Es natural que si tú repites ciertas acciones durante un tiempo, éstas se vuelven patrones de conducta, a lo que le llamamos hábitos. Repite hábitos durante un tiempo y se vuelven parte de tu personalidad. Entonces ya llegan mis asesorados diciéndome que no pueden dejar de tomar alcohol o de comer pan dulce desmedidamente, o que odian hacer ejercicio.

Estos hábitos les afectan muy negativamente, pero no tanto porque el pan, el alcohol o estar tirado en el sillón sea malo, sino porque tienen años reforzando estos hábitos sin variación, lo que ya creó caminos neuronales que son cada vez más difíciles de cambiar. 

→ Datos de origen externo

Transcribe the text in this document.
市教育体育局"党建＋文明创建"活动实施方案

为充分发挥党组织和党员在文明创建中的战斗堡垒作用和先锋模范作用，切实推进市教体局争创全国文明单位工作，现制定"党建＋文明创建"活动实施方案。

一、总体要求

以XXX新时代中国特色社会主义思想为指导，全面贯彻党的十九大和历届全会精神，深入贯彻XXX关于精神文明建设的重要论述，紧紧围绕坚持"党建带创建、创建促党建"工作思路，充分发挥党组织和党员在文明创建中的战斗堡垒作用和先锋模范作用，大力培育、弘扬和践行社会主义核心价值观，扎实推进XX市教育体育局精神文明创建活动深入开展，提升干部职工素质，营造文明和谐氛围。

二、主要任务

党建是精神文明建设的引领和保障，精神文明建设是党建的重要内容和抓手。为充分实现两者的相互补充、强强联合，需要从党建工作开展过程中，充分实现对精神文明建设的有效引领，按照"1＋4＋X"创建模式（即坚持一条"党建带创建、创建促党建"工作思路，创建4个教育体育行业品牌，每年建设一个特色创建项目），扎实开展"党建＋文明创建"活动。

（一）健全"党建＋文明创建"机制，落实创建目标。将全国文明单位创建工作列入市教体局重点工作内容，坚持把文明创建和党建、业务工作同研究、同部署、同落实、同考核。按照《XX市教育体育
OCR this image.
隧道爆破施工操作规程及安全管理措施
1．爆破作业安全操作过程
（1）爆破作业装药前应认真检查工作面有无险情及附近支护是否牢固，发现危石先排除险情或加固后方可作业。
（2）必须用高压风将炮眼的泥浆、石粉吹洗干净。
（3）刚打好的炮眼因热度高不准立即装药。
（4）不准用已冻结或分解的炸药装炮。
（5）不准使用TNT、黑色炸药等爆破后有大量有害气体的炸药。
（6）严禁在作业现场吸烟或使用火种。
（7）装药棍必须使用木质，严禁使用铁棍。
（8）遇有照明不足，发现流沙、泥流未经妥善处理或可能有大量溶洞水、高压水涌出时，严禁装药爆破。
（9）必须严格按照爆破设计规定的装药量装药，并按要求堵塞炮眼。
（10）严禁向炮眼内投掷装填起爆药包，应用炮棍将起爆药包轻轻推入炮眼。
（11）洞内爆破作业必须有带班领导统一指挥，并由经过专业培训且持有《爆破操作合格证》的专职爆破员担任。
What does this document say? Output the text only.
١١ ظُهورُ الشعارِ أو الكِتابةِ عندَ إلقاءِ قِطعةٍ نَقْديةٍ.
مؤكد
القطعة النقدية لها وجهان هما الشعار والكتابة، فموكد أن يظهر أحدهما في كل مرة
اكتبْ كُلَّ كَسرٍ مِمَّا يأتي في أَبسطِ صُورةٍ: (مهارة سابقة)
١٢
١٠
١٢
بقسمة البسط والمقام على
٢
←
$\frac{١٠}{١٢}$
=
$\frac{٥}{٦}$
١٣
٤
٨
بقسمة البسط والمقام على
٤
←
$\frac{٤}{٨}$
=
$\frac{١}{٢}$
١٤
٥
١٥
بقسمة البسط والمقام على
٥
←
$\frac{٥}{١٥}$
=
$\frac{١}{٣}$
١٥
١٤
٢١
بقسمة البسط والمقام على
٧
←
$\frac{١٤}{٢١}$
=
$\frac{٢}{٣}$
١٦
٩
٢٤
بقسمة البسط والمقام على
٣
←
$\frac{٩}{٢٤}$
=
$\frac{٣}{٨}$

Llega un punto donde tus ojos ven una dona y ni siquiera te detienes a pensar si tienes hambre o no; cuando acuerdas ¡ya te la empacaste toda!, te sientes culpable, te preguntas “¿cómo pude hacer esto, si me prometí dejar el pan dulce?” y de la propia ansiedad y culpa ¡te comes otra pieza! Te auto flagelas un rato, te culpas, te dices a ti mismo las cosas más espantosas que jamás le dirías ni a tu peor enemigo, hasta que te resignas… “es que así soy”.

Déjame te digo que no eres así. Si fueras así, estarías conforme con el estilo de vida que llevas. Si fueras así, no te molestarías contigo por las cosas que haces o no haces, no querrías siquiera cambiar. Pero sí quieres, porque dentro de ti sabes que no estás viviendo con todo el potencial que podrías. Tal vez tienes proyectos, sueños hermosos de los que hablas y se te ilumina la cara, o tal vez los llevas en silencio y no los compartes con nadie, pero igual ahí están. Sabes que puedes lograr más, ser más.

Y no tiene nada que ver con la idea de éxito falsa que nos han vendido, no hablo de esa cultura de esclavitud al consumismo disfrazado de empoderamiento y éxito. Hablo de ese llamado que nace de tu propio corazón, que te invita a ser un mejor ser humano, a dejar lo mejor de ti en cada cosa… a cuidarte, a vivir en conciencia, en equilibrio. Esa voz que te dice que no estás viviendo con todo tu potencial. Esa voz que te dice “¡despierta!”.

Te mando un abrazo inmenso, nos leemos la próxima semana.